Mohamed Amra, nicknamed the Fly, the prisoner who was freed from a prison van during a deadly assault at a tollbooth near Incarville, northern France, is suspected of ordering the murder of a man from prison last year in Marbella . The 30-year-old inmate was still at large this Wednesday morning, several hours after the attack whose images have shocked the entire country. Several men with military weapons killed two prison officers around 11:00 a.m. on Tuesday and injured three others, one of them very critical and the others seriously.
The attackers, who got out of a Peugeot and an Audi, did not skimp on the use of violence to rescue their partner – although their lawyer is not clear if this was a settling of scores. The authorities cannot believe the magnitude of the criminal operation that freed the criminal linked to drug trafficking in Marseille, whom they did not consider a criminal so dangerous as to have special surveillance – as the prosecutor had requested on Tuesday, according to Le Figaró -, hence only five officials armed with pistols guarded him. The van was returning from the Rouen court and taking the prisoner back to Évreux prison.
Born in Rouen, capital of Normandy; Amra had a long criminal record, with a total of 13 convictions, although “none to date for (…) drugs,” Paris prosecutor Laure Beccuau told the press. The last sentence, 18 months in prison for housebreaking, was handed down on May 7 by the Évreux court. Since April he had been in the prison of the same town to be tried, but before that he had passed through other prisons in Marseille, Paris and Rouen. He also faced several accusations of “attempted extortion with a weapon and attempted murder” and another for a kidnapping of a young trafficker and a hostage taking that ended in homicide in 2021. Two days before his escape he had tried to saw the bars of the cell.
Another case, especially curious due to its connection with Spain, places Mosca behind the order to murder a Frenchman in Puerto Banús, the luxury marina in Marbella, on July 18, 2023, according to Le Parisien. Images then spread on social networks showed a man with his face covered and carrying an automatic rifle running in all directions and acting with little professionalism.

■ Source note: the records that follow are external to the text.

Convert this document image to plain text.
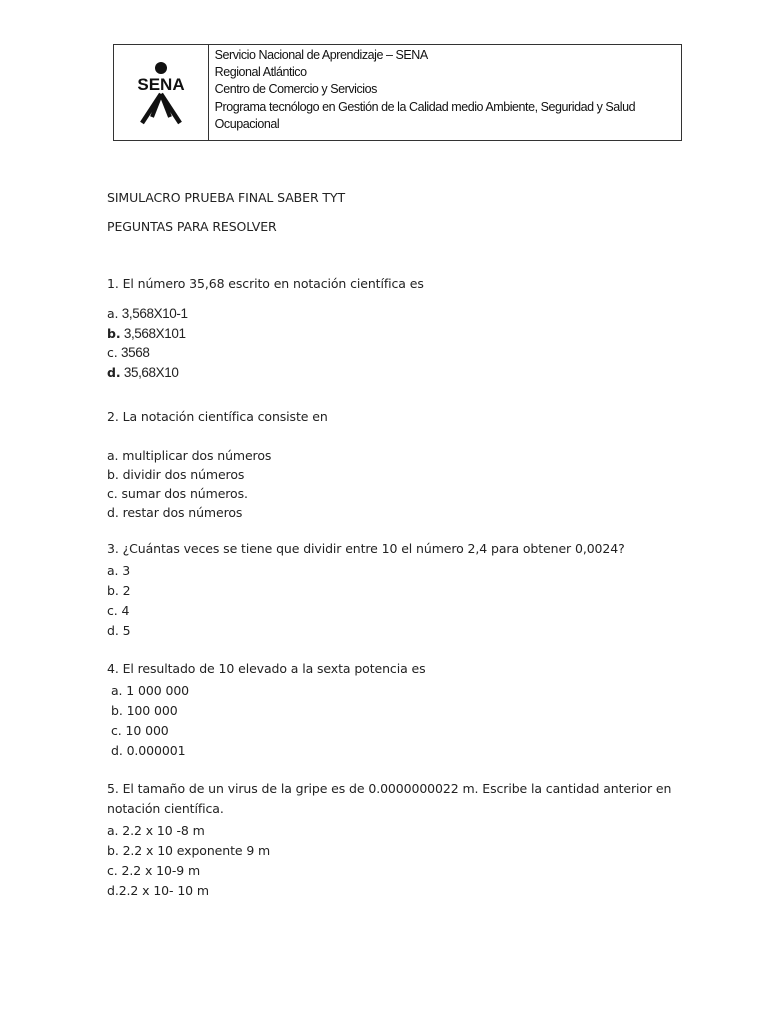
SENA
Servicio Nacional de Aprendizaje – SENA
Regional Atlántico
Centro de Comercio y Servicios
Programa tecnólogo en Gestión de la Calidad medio Ambiente, Seguridad y Salud Ocupacional
SIMULACRO PRUEBA FINAL SABER TYT
PEGUNTAS PARA RESOLVER
1. El número 35,68 escrito en notación científica es
a. 3,568X10-1
b. 3,568X101
c. 3568
d. 35,68X10
2. La notación científica consiste en
a. multiplicar dos números
b. dividir dos números
c. sumar dos números.
d. restar dos números
3. ¿Cuántas veces se tiene que dividir entre 10 el número 2,4 para obtener 0,0024?
a. 3
b. 2
c. 4
d. 5
4. El resultado de 10 elevado a la sexta potencia es
a. 1 000 000
b. 100 000
c. 10 000
d. 0.000001
5. El tamaño de un virus de la gripe es de 0.0000000022 m. Escribe la cantidad anterior en
notación científica.
a. 2.2 x 10 -8 m
b. 2.2 x 10 exponente 9 m
c. 2.2 x 10-9 m
d.2.2 x 10- 10 m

Luckily, there were no victims. The Spanish police suspected the French branch (the attacker was wearing an Olympique Lyon t-shirt).
The investigation by the French judicial police in Rouen concluded that Mosca had ordered the murder of a Frenchman nicknamed Mehdi and originally from Évreux, known for his links to drug trafficking and possibly a rival of his. So far the French justice system has not yet charged him in this case, the Parisian newspaper states.
Amra’s lawyer could not believe his client’s violent escape yesterday. “It is quite incomprehensible, I cannot imagine that this boy could be involved,” said lawyer Hugues Vigier, on BFMTV television. This operation “does not correspond to the profile I had perceived of him, if he is involved it is because I was really wrong about his performance and what he was capable of,” he added.
When the prisoner was returning to the Évreux pretrial detention center, after a hearing before the Rouen judicial court, a Peugeot crashed head-on into the van. Several men got out of the car and an Audi, which had followed the van from the beginning of the journey. They shot at the prison officials unceremoniously and took Mosca away. Both cars were found burned shortly after. The search for the fugitive and his accomplice continues on Wednesday morning by “more than 450 police and gendarmes,” according to Interior Minister Gerald Darmamin. International cooperation has also been activated.
The attack was described as a “shock” by President Emmanuel Macron. “We will be untreatable,” he promised. “We will not spare any effort or means. We will chase them. We will find them and I assure you that they will pay” for the crime they have committed, Prime Minister Gabriel Attal stated yesterday before the National Assembly, which observed a minute of silence.
During the morning of this Wednesday, demonstrations were held in front of the prisons as a sign of “support” for the two prison officials murdered the day before. At the Caen penitentiary center, officials assured that there would be no activities of any kind for prisoners today in the form of protest. “We felt especially affected because we were working with” the victims, Bruno, regional secretary of the Justicia UFAP union, told AFP. All union organizations of the prison administration called for a “Dead Prisons” day on Wednesday.
The prison union, which met with the Minister of Justice, Eric Dupond-Moretti, calls in particular for “the drastic reduction of withdrawals by favoring the use of videoconferences of magistrates or their trips to court” and “a review of the levels escort.” Against the attackers, the agents only had “a simple Sig Sauer (pistol) against weapons of war,” accused Frédéric Liakhoff, secretary of FO-Justice at the Caen penitentiary center.